Uwe Böhm, Judith Budwig et al.: Interreligiöses Lernen und Multireligiöse Feier
Rezensiert von Prof. Dr. Wilhelm Schwendemann, 21.12.2022

Uwe Böhm, Judith Budwig, Zehra Isikhan-Vieriu, Isabelle Kraft, Dieter Kümmel: Interreligiöses Lernen und Multireligiöse Feier. Ermutigung aus der Praxis für die Praxis. wbv (Bielefeld) 2022. 116 Seiten. ISBN 978-3-8340-2207-3. 15,00 EUR.
Thema
Das Buch will Mut machen, sich auf interreligiöses Lernen und multireligiöse Feiern in der Schule einzulassen und bietet in den Kapiteln 3–5 in der Tat ermutigende Beispiele aus der Schulpraxis. Die Beispiele sind verbunden mit didaktisch-methodischen Überlegungen.
Weiterführend wäre noch gewesen, die didaktisch-methodischen Strategien mit theologischen Kompetenzen und den sieben theologischen Erschließungsdimensionen und den entsprechenden Graduierungsstufen in den baden-württembergischen Bildungsplänen zu verbinden. Auch eine empirische Untersuchung über das, was die Lernenden tatsächlich in interreligiösen Feiern und entsprechendem Unterricht gelernt haben, wäre aufschlussreich gewesen.
Grundsätzlich ist dieses Buch aber sehr wichtig, weil in einer demokratischen Zivilgesellschaft religiöse und interreligiöse Bildung und die dazugehörigen Lernprozesse wichtig sind, um das friedliche Zusammenleben von Menschen unterschiedlicher Zugehörigkeiten zu ermöglichen und den übergeordneten Bildungszielen der Verfassung des Landes Baden-Württemberg nachzukommen. Denn, wie die Autor:innen in ihrem Vorwort schreiben „ist der Glaube – wie Religion überhaupt – keine Insel“ (S. 1) und Schule kann nur gelingen, wenn alle Beteiligten von Schule (Lernende, Lehrende, Eltern, Schulverwaltung, technische Dienste an den Schulen u.a.m.) eine grundsätzliche Pluralismusfähigkeit (Karl-Ernst Nipkow) erwerben, um mit Vielheit angemessen umgehen zu können.
Autorinnen/Autoren
Dr. Uwe Böhm ist Lehrer für ev.
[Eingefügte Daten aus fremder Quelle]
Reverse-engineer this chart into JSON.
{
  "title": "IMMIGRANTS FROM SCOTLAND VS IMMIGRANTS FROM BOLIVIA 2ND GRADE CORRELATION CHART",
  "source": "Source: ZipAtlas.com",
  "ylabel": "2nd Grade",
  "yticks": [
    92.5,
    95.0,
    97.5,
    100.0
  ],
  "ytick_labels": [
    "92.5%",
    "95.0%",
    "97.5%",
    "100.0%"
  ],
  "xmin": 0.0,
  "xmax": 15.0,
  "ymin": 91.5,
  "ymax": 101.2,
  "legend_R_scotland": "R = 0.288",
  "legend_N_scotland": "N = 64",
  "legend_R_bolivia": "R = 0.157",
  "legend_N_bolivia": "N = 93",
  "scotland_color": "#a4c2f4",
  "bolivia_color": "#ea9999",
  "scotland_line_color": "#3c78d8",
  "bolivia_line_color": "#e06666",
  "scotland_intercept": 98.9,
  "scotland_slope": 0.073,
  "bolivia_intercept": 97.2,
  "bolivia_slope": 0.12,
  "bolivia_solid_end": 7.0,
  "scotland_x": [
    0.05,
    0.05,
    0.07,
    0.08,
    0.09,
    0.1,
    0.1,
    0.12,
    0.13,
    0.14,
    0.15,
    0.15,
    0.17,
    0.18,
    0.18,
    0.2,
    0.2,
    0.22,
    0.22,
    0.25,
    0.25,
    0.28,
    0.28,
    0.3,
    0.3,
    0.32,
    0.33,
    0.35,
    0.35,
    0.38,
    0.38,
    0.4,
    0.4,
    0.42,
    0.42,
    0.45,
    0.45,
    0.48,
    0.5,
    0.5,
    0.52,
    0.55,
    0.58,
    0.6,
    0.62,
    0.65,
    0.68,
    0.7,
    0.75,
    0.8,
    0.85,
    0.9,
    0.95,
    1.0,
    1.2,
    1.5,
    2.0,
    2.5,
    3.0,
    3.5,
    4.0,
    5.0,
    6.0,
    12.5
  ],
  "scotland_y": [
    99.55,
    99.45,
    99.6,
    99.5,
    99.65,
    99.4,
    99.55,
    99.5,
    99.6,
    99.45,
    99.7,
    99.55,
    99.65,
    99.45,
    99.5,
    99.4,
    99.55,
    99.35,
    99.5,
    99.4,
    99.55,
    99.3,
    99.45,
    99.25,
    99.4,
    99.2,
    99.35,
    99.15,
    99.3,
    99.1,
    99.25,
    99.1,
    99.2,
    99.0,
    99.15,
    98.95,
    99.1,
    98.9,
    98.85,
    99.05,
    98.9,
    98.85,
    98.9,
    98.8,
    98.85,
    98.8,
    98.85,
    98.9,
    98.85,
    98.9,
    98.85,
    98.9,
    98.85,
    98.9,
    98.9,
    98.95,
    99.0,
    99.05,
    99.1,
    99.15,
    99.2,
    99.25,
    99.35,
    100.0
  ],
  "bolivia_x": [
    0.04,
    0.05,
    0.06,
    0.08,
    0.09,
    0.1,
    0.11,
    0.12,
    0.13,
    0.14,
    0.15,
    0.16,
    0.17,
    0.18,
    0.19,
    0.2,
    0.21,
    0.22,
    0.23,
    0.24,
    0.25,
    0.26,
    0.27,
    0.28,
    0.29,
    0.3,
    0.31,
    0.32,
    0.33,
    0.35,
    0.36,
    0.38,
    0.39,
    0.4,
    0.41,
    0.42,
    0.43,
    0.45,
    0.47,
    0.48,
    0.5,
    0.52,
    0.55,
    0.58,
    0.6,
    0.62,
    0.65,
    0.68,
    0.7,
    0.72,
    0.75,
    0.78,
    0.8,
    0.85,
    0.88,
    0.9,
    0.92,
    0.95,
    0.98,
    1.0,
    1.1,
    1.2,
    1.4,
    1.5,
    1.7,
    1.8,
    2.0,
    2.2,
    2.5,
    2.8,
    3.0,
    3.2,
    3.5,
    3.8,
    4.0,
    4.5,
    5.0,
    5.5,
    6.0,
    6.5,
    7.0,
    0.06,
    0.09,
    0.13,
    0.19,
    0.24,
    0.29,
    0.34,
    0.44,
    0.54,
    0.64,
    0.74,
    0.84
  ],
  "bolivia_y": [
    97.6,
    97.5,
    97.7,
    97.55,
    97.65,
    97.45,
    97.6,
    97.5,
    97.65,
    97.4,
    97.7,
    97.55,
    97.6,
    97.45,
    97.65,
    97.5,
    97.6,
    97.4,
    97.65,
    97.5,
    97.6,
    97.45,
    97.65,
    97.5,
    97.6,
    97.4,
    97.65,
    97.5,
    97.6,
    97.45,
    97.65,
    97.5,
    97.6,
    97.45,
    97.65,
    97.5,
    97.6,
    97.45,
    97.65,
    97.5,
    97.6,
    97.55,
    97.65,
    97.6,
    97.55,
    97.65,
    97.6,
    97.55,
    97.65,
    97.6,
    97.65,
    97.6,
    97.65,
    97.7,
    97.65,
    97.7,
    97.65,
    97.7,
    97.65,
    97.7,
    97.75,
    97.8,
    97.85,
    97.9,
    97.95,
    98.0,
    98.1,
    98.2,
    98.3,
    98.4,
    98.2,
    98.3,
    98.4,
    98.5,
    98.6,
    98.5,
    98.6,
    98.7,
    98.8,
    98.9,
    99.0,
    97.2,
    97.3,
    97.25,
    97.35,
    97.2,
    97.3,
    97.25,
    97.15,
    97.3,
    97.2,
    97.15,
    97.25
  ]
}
Religionslehre, Mathematik und Musik und evangelischer Schuldekan in Stuttgart
Judith Budwig ist Sozialpädagogin und Familientherapeutin
Zehra Isikhan-Vieriu ist islamische Religionslehrerin und Lehrbeauftragte für Islamische Theologie/Religionspädagogik
Isabelle Kraft ist evangelische Religionslehrerin, Gemeindepädagogin und Jugendreferentin für internationale Gemeinden
Dieter Kümmel ist Gemeindepfarrer und Gefängnisseelsorger und Initiator des Projektes „Aufeinander zugehen“.
Inhalt
Aufgrund der sich steigernden Diversität in der Zusammensetzung von schulischen Lerngruppen bzw. Klassen ist es unumgänglich, interkonfessionelle und interreligiöse Kompetenzen im Umgang miteinander zu entwickeln und Lernende auch zu befähigen, Respekt und Toleranz zueinander aufzubauen (S. 9). Ein weiteres Problem, das anzugehen ist, ist die zunehmende Konfessionslosigkeit von Schülern und Schülerinnen, die gesellschaftliche Veränderungen anzeigt. Gleichzeitig ist Deutschland schon längst ein Einwanderungsland geworden, das sich auf den Zuzug von Menschen mit vielfältigem Kulturbezug einstellen muss und den Zuzug als Chance und Reichtum für die Zivilgesellschaft nutzen sollte (S. 10). Kulturelle Vielheit und religiöse Pluralität sind inzwischen auch in der größten Bildungsagentur der Gesellschaft, der Schule, angekommen. In der Schule muss das Zusammenleben (Konvivenz, Stephan Leimgruber) gelernt und geübt und dazu auch Religionssensibilität trainiert werden (S. 11). Die Autor:innen sehen in der direkten Begegnung zwischen Angehörigen verschiedener Religionen und in der Wahrnehmung „authentischer Zeugnisse gelebter Religion“ den Königsweg interreligiösen Lernens (S. 11). Gleichwohl müssen Schularten, Schulstufen und Entwicklungsaufgaben der Lernenden in das Grundkonzept interreligiösen Lernens miteinbezogen werden. Grundsätzlich gilt, „unterschiedliche Personen und religiöse Zeugnisse wahrnehmen, religiöse Phänomene deuten und die bleibende Unterschiedlichkeit respektieren“ (S. 12). Die Autor:innen stellen im Folgenden dann unterschiedliche Konzepte interreligiösen Lernens vor:
Interreligiöses Lernen als komparatives Lernen, das zuerst einen Erfahrungsbezug bei den Lernenden herstellt. Zudem sei das Lernen als spiralförmiger Lernprozess angelegt (vom Bekannten zum Unbekannten …) und im Lernprozess selbst sollen Ähnlichkeiten entdeckt und erforscht und an Differenzen gearbeitet werden (S. 13).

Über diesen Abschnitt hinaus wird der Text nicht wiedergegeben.